驚異的な強さを見せつけ、バルサはリーガの首位に立っている。正直な話、モウリーニョのマドリが簡単にとりこぼすとは思えないながら、それでも今のバルサがリーガ3連覇を逃すことは、よもやあり得ないだろう。そう断言してもいいくらいに、決定的な差を見せつけ、バルサは勝ち続けている。
少し古い話だが、ペップがクラシコ直後にこんなコメントを残した。
“このやり方で勝てたことがうれしい”
このやり方。それはバルサが1980年代の後半にヨハン・クライフを監督に迎えて以降、一貫して目指してきたスタイルのことだ。パスを回し、ボールを動かし、ボールポゼッションを高め、試合を支配する戦い方。それをやられた相手は主導権を握られ、走らされて、集中力を失う。そしてバルサはその一瞬の隙を狙うのである。また高いボールポゼッション故、相手にボールを触らせないという観点から、それを最大のディフェンスアイディアとしている。
現バルサ監督であるペップことグアルディオラは、このスタイルで育った選手だった。そしておそらくこのスタイルの中でしか活きない選手であった。実際にスペイン代表では凡庸な成績しか残していないワケだが、それはともかく、このスタイルを最もよく理解してプレーしていたペップが、今度は立場を変えて、それを最も高い次元でピッチ上に現出させている。
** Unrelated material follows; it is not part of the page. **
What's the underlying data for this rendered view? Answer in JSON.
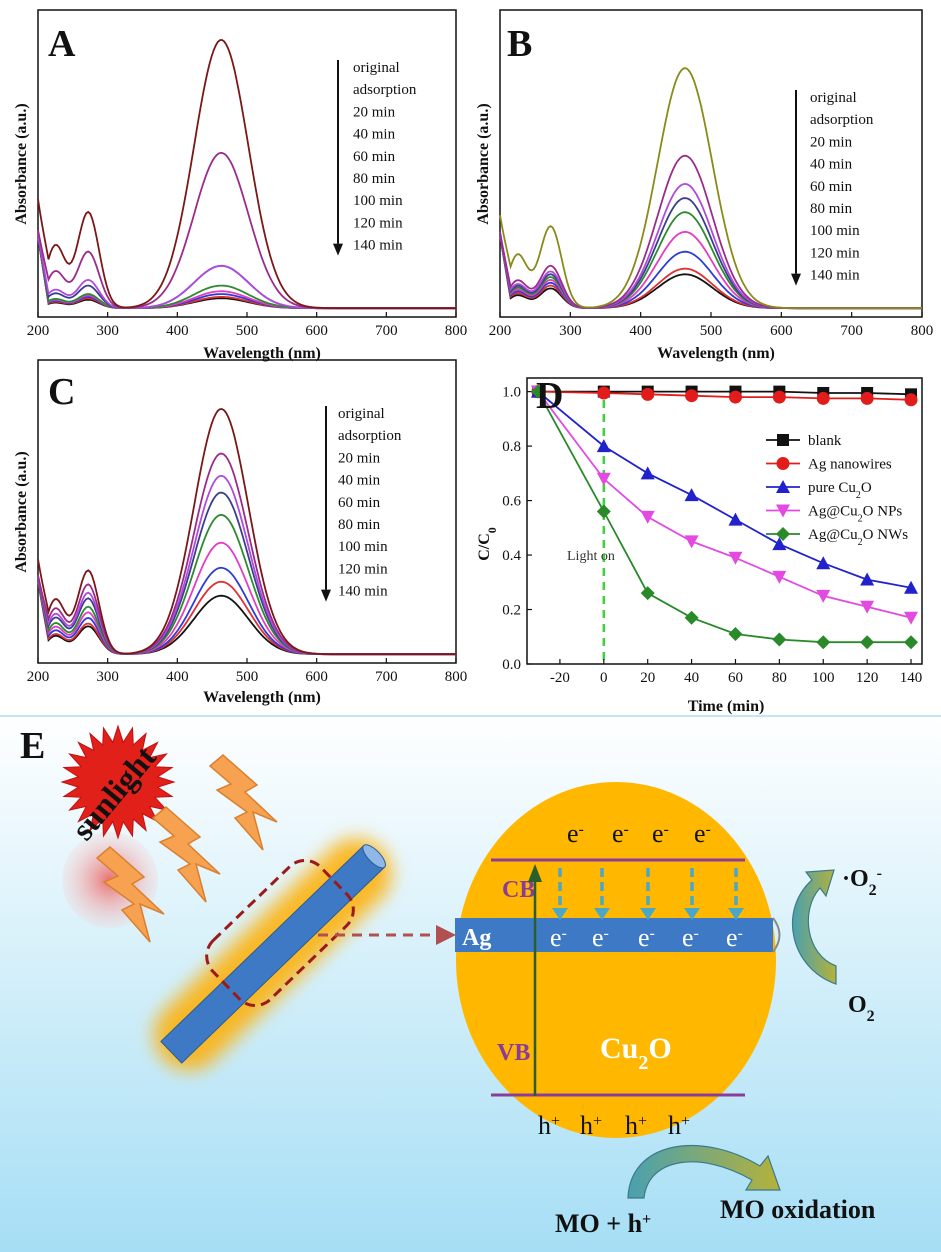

そしてその最高次元を可能としているのが、バロンドールの最終候補に選ばれた3人の選手、中でもチャビがこの「パスを回し、ボールを動かし、ボールポゼッションを高め、試合を支配する戦い方」をする上で、一番欠かすことのできない選手であろう。
チャビはこの3年間で、フットボール史上最も偉大なミッドフィールダーになった。これは大げさな表現と思われるかもしれないが、それでもボクはあえて、そう断言する。なぜなら、この3年でチャビは獲得することの可能なタイトルのすべて(EURO、クラブ6冠、ワールドカップ)を手中に収めたからである。こんなことを成し遂げた選手は他にいない。スペイン代表とバルサと、そのフットボールの中心にいるチャビ。だからこそボクは、チャビを最も偉大なミッドフィールダーと断言した。
ツイッターなどでバルセロニスタの意見を見ると、チャビにバロンドールを、という声が多い。これだけのことをやってきているのだから、それも当然だろうが、これは裏を返せば、チャビが受賞するに断言はできかねるということでもある。昨年のメッシーのように、絶対的な意見ではないというワケだ。でもそれは、彼のプレースタイルにもよるところが大きいのかもしれない。
例えばバロンドール最終候補のメッシー。彼は誰もが認める世界No.1の選手であり、昨シーズンのゴールデンブーツでもある。ワールドカップでは期待された活躍はできなかったが、今シーズンも、昨シーズンを超えるペースでゴールを量産、派手さがある。
もう一人のバロンドール最終候補のイニエスタも、本来は地味な方だが、ワールドカップ決勝でのゴールというインパクトを持っている。もちろんイニエスタもチャビ同様にこの3年ですべてのタイトルを獲得した選手でもあるから、獲得するに十分だ。
それに対してチャビは、これといって、決定的な決め手があるワケではない。ただ、バルサとスペイン代表と、そのフットボールをより高次元にしている選手として、高い評価を受けただけのことだ。だからこそバルセロニスタはチャビに受賞してほしいと思っているのだろうが、でも実のところ、ボクの意見は真逆なのである。
そう、チャビには決定的な要素がない。マドリ戦やエスパニョール戦でのゴールは素晴らしかったが、あれはデルビーがなさせただけのこと。本来は主役になる選手ではない。あくまでボールを保持し、ゲームを支配することが持ち味であり、その結果としてメッシーなりビージャなりをその日の主役にさせる。そういう選手なのである。
だからこそボクはチャビにバロンドールは必要ないと考えている。
ペップのいう“このやり方”とは、けっして一人のクラックに依存しない、選手11人が連動し、相手を圧倒するフットボールのはずだ。その11人を連動させる潤滑油たるチャビが、クラックの最たるものといえるバロンドールを受賞するなど、皮肉以外の何物でもない。だからボクは、もし本当にチャビがバルサのスタイルを最高次元にしている選手であるならば、バロンドールを受賞すべきではないと考えているのだ。